Never has political debate, “slavish praise” and the “cowardly indignation” of common sense sunk so low: a theatre of the absurd. The only ones who have realised this are the young people of “Friday for the Future” and their comrades. However, this is what we have to talk about in the first place.
And if we were to talk about it, if we were to talk about it, things would surely take a different turn: the environment, the climate, renewables would not be put at the end of a list of 9 points on which to commit the government or to propose in the election campaign. It would finally become clear that, to achieve any of these goals, the climate problem must be tackled head on. And how?

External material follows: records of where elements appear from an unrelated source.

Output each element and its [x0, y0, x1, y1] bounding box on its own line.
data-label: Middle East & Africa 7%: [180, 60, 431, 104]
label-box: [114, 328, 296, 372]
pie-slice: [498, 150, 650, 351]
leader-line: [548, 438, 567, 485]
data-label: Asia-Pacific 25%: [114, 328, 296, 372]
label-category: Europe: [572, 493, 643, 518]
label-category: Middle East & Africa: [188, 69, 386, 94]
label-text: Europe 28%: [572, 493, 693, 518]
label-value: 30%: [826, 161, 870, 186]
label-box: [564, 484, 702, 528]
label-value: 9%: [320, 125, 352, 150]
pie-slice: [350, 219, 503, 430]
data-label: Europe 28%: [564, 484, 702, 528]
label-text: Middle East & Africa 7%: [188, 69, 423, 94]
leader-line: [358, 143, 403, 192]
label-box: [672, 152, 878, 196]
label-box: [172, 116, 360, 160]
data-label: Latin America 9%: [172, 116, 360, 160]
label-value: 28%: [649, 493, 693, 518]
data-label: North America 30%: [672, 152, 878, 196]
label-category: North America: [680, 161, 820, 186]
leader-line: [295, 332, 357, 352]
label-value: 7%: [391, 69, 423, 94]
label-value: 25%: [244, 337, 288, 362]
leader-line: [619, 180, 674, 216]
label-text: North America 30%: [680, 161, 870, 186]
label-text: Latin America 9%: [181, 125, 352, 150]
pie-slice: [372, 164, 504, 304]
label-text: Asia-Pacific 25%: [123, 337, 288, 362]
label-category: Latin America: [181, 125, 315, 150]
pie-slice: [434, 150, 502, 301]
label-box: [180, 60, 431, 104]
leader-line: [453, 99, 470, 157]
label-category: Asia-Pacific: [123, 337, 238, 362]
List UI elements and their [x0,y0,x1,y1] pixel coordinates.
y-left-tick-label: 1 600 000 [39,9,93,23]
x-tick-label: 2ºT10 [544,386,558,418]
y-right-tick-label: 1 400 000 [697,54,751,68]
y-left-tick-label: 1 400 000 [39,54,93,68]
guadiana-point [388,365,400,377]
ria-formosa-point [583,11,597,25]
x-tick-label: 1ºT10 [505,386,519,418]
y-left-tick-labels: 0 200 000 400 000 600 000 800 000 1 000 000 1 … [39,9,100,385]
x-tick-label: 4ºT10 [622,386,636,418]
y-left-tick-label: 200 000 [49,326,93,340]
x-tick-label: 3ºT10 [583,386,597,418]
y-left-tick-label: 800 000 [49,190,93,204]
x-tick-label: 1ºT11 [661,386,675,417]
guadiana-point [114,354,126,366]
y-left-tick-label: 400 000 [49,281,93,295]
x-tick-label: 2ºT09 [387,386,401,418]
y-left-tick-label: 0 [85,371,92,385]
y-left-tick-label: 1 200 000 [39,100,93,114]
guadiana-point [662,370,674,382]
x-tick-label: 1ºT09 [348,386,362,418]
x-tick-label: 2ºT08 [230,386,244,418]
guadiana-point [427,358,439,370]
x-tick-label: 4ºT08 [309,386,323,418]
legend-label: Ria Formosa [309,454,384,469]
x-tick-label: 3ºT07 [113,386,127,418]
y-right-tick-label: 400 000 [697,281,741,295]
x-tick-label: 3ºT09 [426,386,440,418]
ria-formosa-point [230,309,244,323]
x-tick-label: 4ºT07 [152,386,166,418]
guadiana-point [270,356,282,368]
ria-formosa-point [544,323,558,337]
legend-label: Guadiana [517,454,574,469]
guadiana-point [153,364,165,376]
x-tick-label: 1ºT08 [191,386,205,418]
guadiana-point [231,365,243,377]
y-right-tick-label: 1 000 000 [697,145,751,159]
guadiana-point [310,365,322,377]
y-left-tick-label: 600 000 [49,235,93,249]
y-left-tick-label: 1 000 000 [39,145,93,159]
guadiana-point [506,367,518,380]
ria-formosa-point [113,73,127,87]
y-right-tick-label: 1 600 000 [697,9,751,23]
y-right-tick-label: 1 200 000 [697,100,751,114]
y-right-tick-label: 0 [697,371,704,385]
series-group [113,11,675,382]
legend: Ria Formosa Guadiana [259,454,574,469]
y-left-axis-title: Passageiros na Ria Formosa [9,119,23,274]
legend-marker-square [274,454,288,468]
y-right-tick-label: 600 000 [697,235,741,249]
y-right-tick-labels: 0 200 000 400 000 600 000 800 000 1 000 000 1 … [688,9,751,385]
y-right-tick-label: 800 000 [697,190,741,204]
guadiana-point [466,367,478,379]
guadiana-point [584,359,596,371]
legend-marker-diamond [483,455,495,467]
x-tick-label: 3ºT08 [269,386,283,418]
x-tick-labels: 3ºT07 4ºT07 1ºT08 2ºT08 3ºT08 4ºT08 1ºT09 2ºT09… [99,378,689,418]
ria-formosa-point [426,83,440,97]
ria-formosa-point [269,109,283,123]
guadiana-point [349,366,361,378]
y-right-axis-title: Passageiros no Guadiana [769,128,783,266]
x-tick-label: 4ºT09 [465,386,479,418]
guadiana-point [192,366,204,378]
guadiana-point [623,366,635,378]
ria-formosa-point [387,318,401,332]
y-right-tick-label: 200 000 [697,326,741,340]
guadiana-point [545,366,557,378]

Containing the climate and environmental crisis does not depend on us alone, neither as individuals, nor at territorial or national level; even the EU (which accounts for 10% of global emissions) counts for little. However, each of us, each territory, each nation and each container must strive to do what we can for it to contribute to a global ecological conversion. There is much for everyone to make. But, above all, there is how to do it, which is by no means as clear as the objectives to be pursued, and which differs from country to country, as well as from individual to individual and from company to company.
Adaptation: saving what can be saved and leaving behind the superfluous
It is clear that the central objective of Paris and Glasgow (United Nations Framework Convention on Climate Change, UNFCCC) of +1.5°C above the pre-industrial period will not be met. We must therefore prepare for the least bad. And the least bad is called adaptation. Saving, while there is still time, what is considered salvageable and leaving behind what is least needed. Starting with agriculture and food, which must go back to being ecological, multi-crop, local, with no more intensive livestock farming. Then, with the care of the land, reforesting it as far as possible. And with mobility, abandon forever the idea of having “a mechanical horse” for each person; sustainable mobility means sharing and making the most of all means. And tourism, today the world’s largest industry, if it is still possible, must return to being a holiday of proximity or adventure without comfort. Industry will also have to shrink, and with it both the assault on the Earth’s resources to feed it and the multiplication of services to find an outlet for our consumption. Schools must become centres of education for coexistence open to all, and health care must shift its focus from therapy to prevention.
In this perspective, there will be room for everyone in what will remain of the Earth, both to live on it and to guarantee each person a role, an activity, a way of making themselves useful without giving in to the fetish of employment, which always and only concerns a part of the population. But who has the courage to go down this road?